A variant Hb ζ 2 β 2 s that is formed from sickle hemoglobin (Hb S; α 2 β 2 s ) by exchanging adult α‐globin with embryonic ζ‐globin subunits shows promise as a therapeutic agent for sickle‐cell disease (SCD). Hb ζ 2 β 2 s inhibits the polymerization of deoxygenated Hb S in vitro and reverses characteristic features of SCD in vivo in mouse models of the disorder. When compared with either Hb S or with normal human adult Hb A (α 2 β 2 ), Hb ζ 2 β 2 s exhibits atypical properties that include a high oxygen affinity, reduced cooperativity, a weak Bohr effect and blunted 2,3‐diphosphoglycerate allostery. Here, the 1.95 Å resolution crystal structure of human Hb ζ 2 β 2 s that was expressed in complex transgenic knockout mice and purified from their erythrocytes is presented. When fully liganded with carbon monoxide, Hb ζ 2 β 2 s displays a central water cavity, a ζ1–β s 2 (or ζ2–β s 1) interface, intersubunit salt‐bridge/hydrogen‐bond interactions, C‐terminal βHis146 salt‐bridge interactions, and a β‐cleft, that are highly unusual for a relaxed hemoglobin structure and are more typical of a tense conformation.

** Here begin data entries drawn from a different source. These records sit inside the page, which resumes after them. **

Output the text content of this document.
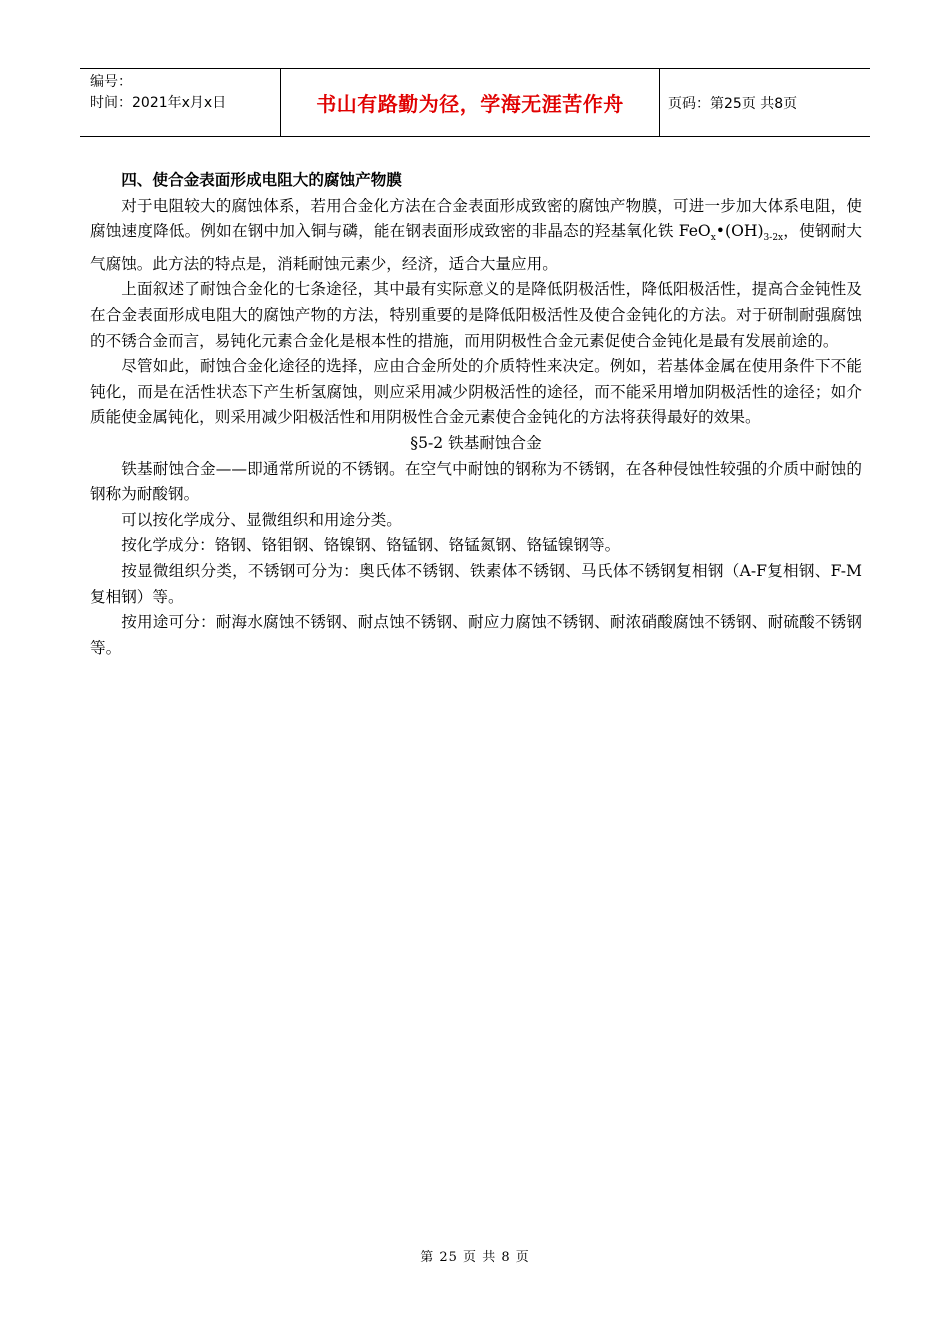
编号：
时间：2021年x月x日	书山有路勤为径，学海无涯苦作舟	页码：第25页 共8页

四、使合金表面形成电阻大的腐蚀产物膜

对于电阻较大的腐蚀体系，若用合金化方法在合金表面形成致密的腐蚀产物膜，可进一步加大体系电阻，使腐蚀速度降低。例如在钢中加入铜与磷，能在钢表面形成致密的非晶态的羟基氧化铁 $FeO_x•(OH)_{3-2x}$，使钢耐大气腐蚀。此方法的特点是，消耗耐蚀元素少，经济，适合大量应用。

上面叙述了耐蚀合金化的七条途径，其中最有实际意义的是降低阴极活性，降低阳极活性，提高合金钝性及在合金表面形成电阻大的腐蚀产物的方法，特别重要的是降低阳极活性及使合金钝化的方法。对于研制耐强腐蚀的不锈合金而言，易钝化元素合金化是根本性的措施，而用阴极性合金元素促使合金钝化是最有发展前途的。

尽管如此，耐蚀合金化途径的选择，应由合金所处的介质特性来决定。例如，若基体金属在使用条件下不能钝化，而是在活性状态下产生析氢腐蚀，则应采用减少阴极活性的途径，而不能采用增加阴极活性的途径；如介质能使金属钝化，则采用减少阳极活性和用阴极性合金元素使合金钝化的方法将获得最好的效果。

§5-2 铁基耐蚀合金

铁基耐蚀合金——即通常所说的不锈钢。在空气中耐蚀的钢称为不锈钢，在各种侵蚀性较强的介质中耐蚀的钢称为耐酸钢。

可以按化学成分、显微组织和用途分类。

按化学成分：铬钢、铬钼钢、铬镍钢、铬锰钢、铬锰氮钢、铬锰镍钢等。

按显微组织分类，不锈钢可分为：奥氏体不锈钢、铁素体不锈钢、马氏体不锈钢复相钢（A-F复相钢、F-M复相钢）等。

按用途可分：耐海水腐蚀不锈钢、耐点蚀不锈钢、耐应力腐蚀不锈钢、耐浓硝酸腐蚀不锈钢、耐硫酸不锈钢等。

第 25 页 共 8 页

These quaternary tense‐like features contrast with the tertiary relaxed‐like conformations of the ζ1β s 1 dimer and the CD and FG corners, as well as the overall structures of the heme cavities. This crystallographic study provides insights into the altered oxygen‐transport properties of Hb ζ 2 β 2 s and, moreover, decouples tertiary‐ and quaternary‐structural events that are critical to Hb ligand binding and allosteric function.